Last week, DISD teachers and staff received a link for the Spring Climate Survey.
Since the Fall Climate Survey results for individual campuses were never released in the DMN, we can use our trusty inferencing skills to conclude that the results must have been bad, especially at campuses Miles wants to protect from scrutiny.
We can also infer that the scores were bad based on the actions of many DISD principals in anticipation of this spring’s survey. Their actions have ranged from subtle manipulation to lies to outright threats.
As I wrote in other posts about this subject, one way principals try to mislead teachers is by referring to the survey as “our” results. They’ll say things like, “’We’ scored low on this section,” or “’Our campus’ needs to improve on this section.”
There is no “we” or “our.” That is a lie and a thinly veiled threat. The results evaluate the principal and only the principal. Questions about instructional teams are likely just filler questions, as are many of the other questions.
We can also infer the results were bad because after Winter Break, many principals forced teachers to sit through meetings where the principal went over some (or all) of the questions from the fall survey and provided “clarification” about the questions, as if teachers misunderstood them. Teachers from multiple campuses report that this happened.
No, teachers did not misunderstand the truly important questions about campus moral, the direction of the campus, the direction of the district and the discipline problems. Those questions (actually statements) were quite clearly worded and are probably the only ones the district really looks at (again, the others are likely filler).
Creating committees to “fix” the campus problems seems to be another common (but useless) ploy of many DISD principals. Committees are a stall tactic because they require even more teacher time, they are not anonymous and the principal still has veto power over whatever the committees come up with. This makes the committee idea pointless and a waste of time.
Finally, I’m reading that principals are attempting to mislead teachers by giving conflicting information about the Neutral choice. Are Neutrals counted as positives or negatives?
The truth is this: No one knows and it doesn’t matter anyway. Principals should stop worrying about the Neutral count and get busy addressing the number of Disagree responses.
For example, I’m certain a principal whose survey result is ranked 1 or 2 out of his/her category isn’t obsessing over the Neutrals. When there are overwhelming percentages of positive responses, the principals don’t need to drag teachers down the rabbit trail of examining the Neutrals.

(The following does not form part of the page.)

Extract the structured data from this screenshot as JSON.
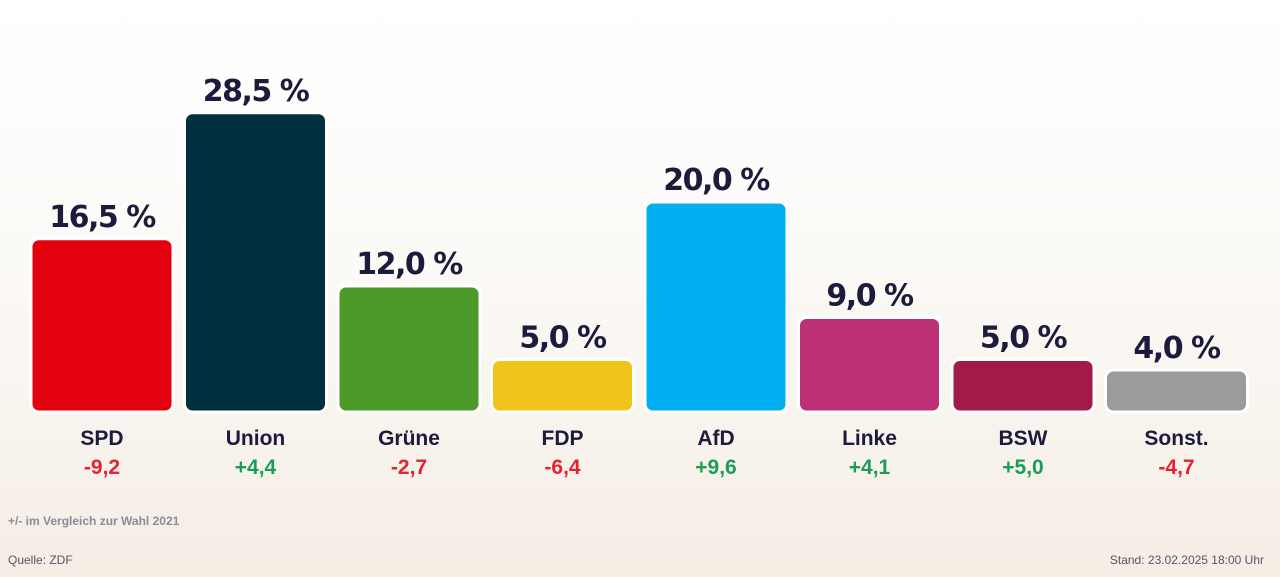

The level of nonsense surrounding this spring survey is exhausting. It demeans the principals and diminishes their credibility. We teachers are not the oblivious, easily manipulated cows many principals (and Miles) must believe us to be. Principals can stop trying to influence us.
Effective principals simply listen to their teachers, even when the teachers’ solutions contradict Mike Miles (whose “leadership” has increased the number of IR schools).
Effective principals (or principals who want to be effective) are the ones who put a locked box in the teachers’ lounge and ask teachers to drop anonymous comments, concerns, complaints and questions into it. And then they act on what they read.
IMHO, anything other than a system to collect anonymous comments, complaints, concerns or questions from teachers on their campus is a fake effort on the part of a principal to improve campus conditions.
Failing principals will not take this simple, direct step, which is why they will continue to fail.
DISD teachers should answer the survey statements honestly, without any concern about the Neutrals or how the answers make “the campus” look or if they were offered the exciting opportunity to waste more time meeting with some committee. DISD teachers should not worry that they are misunderstanding a question, because the important questions are impossible to misunderstand.
Teacher feedback matters. If it didn’t matter, the results of the fall survey would have been released in a public forum like the newspaper, detailing the scores at every DISD campus. So, since the results obviously matter, Dallas citizens need all DISD teachers to complete the surveys to let taxpayers know what’s going on in the schools.